Adelaide superstar Erin Phillips has finals credentials.Credit:Getty Images
Phillips is well known for stepping up in finals, the prolific ball-winner having been integral in both the Crows’ premiership triumphs, named best on ground each time.
She has history on her side: she claimed the AFLW best and fairest, AFL Players’ Association MVP and the Crows’ club champion award in the competition’s inaugural season.
In addition, she has a season average of 5.8 marks, 10 contested possessions, three clearances and 3.5 inside 50s per game.
Melbourne skipper Daisy Pearce was instrumental in the Dees’ triumph over the Dockers last round, and now that they’ve consolidated their place in finals, Pearce will need to lend her marquee player knowledge to her teammates.
The powerhouse midfielder has performed consistently without having a standout year, but it will be the two-time Melbourne best and fairest winner’s leadership and expertise the Dees will need in their finals run.

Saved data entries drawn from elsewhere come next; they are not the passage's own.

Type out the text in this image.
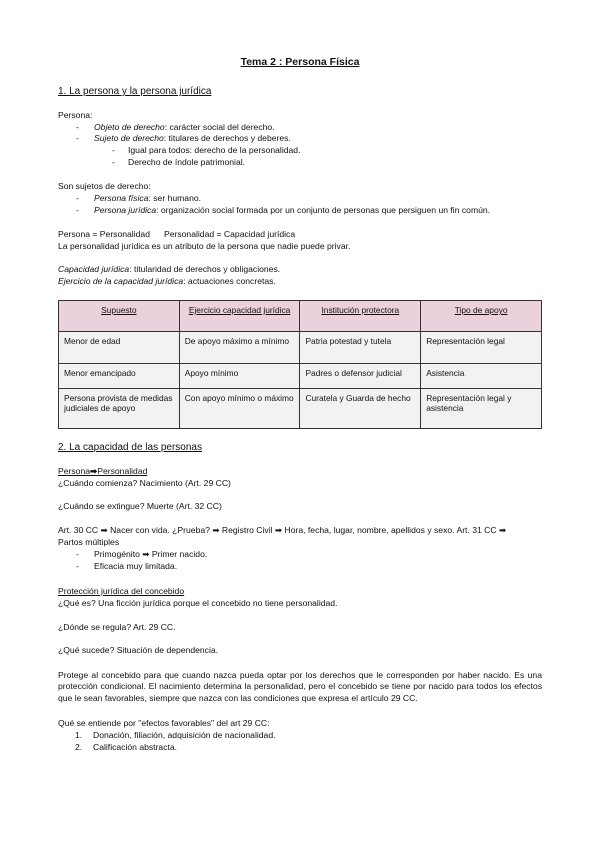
Tema 2 : Persona Física
1. La persona y la persona jurídica
Persona:
- Objeto de derecho: carácter social del derecho.
- Sujeto de derecho: titulares de derechos y deberes.
- Igual para todos: derecho de la personalidad.
- Derecho de índole patrimonial.
Son sujetos de derecho:
- Persona física: ser humano.
- Persona jurídica: organización social formada por un conjunto de personas que persiguen un fin común.
Persona = Personalidad Personalidad = Capacidad jurídica
La personalidad jurídica es un atributo de la persona que nadie puede privar.
Capacidad jurídica: titularidad de derechos y obligaciones.
Ejercicio de la capacidad jurídica: actuaciones concretas.
Supuesto	Ejercicio capacidad jurídica	Institución protectora	Tipo de apoyo
Menor de edad	De apoyo máximo a mínimo	Patria potestad y tutela	Representación legal
Menor emancipado	Apoyo mínimo	Padres o defensor judicial	Asistencia
Persona provista de medidas judiciales de apoyo	Con apoyo mínimo o máximo	Curatela y Guarda de hecho	Representación legal y asistencia
2. La capacidad de las personas
Persona➡Personalidad
¿Cuándo comienza? Nacimiento (Art. 29 CC)
¿Cuándo se extingue? Muerte (Art. 32 CC)
Art. 30 CC ➡ Nacer con vida. ¿Prueba? ➡ Registro Civil ➡ Hora, fecha, lugar, nombre, apellidos y sexo. Art. 31 CC ➡
Partos múltiples
- Primogénito ➡ Primer nacido.
- Eficacia muy limitada.
Protección jurídica del concebido
¿Qué es? Una ficción jurídica porque el concebido no tiene personalidad.
¿Dónde se regula? Art. 29 CC.
¿Qué sucede? Situación de dependencia.
Protege al concebido para que cuando nazca pueda optar por los derechos que le corresponden por haber nacido. Es una protección condicional. El nacimiento determina la personalidad, pero el concebido se tiene por nacido para todos los efectos que le sean favorables, siempre que nazca con las condiciones que expresa el artículo 29 CC.
Qué se entiende por "efectos favorables" del art 29 CC:
1. Donación, filiación, adquisición de nacionalidad.
2. Calificación abstracta.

North Melbourne captain Kearney is one of just two players to be named All-Australian in every season of the AFLW. One of the competition’s best midfielders, Kearney’s consistency with 5.1 tackles, 4.1 clearances, 20.6 disposals a game will be a key factor in whether the Kangaroos defeat Fremantle on Saturday and soar into their second finals campaign.
Could there be an MCG grand final?
The decider will be played between winners of the two preliminary finals, with the side highest on the ladder at the conclusion of round nine awarded hosting rights.
More than 53,000 people crammed into Adelaide Oval to watch the Crows beat Carlton in 2019, which has Victorian fans speculating whether there is a chance of an MCG grand final, should a Victorian team finish in the top spot.
Nicole Livingstone, general manager of women’s football says the beauty of the competition is that the grand final venue isn’t locked in ahead of time.
“The history of the competition has seen a NAB AFLW grand final played in Queensland, two in South Australia and one in Victoria.
“The thought of a grand final at the MCG is very exciting, however, it’s equally as exciting to picture a grand final at Optus Stadium, the Gabba, Adelaide Oval or Marvel Stadium, depending on which team earns the right to host.”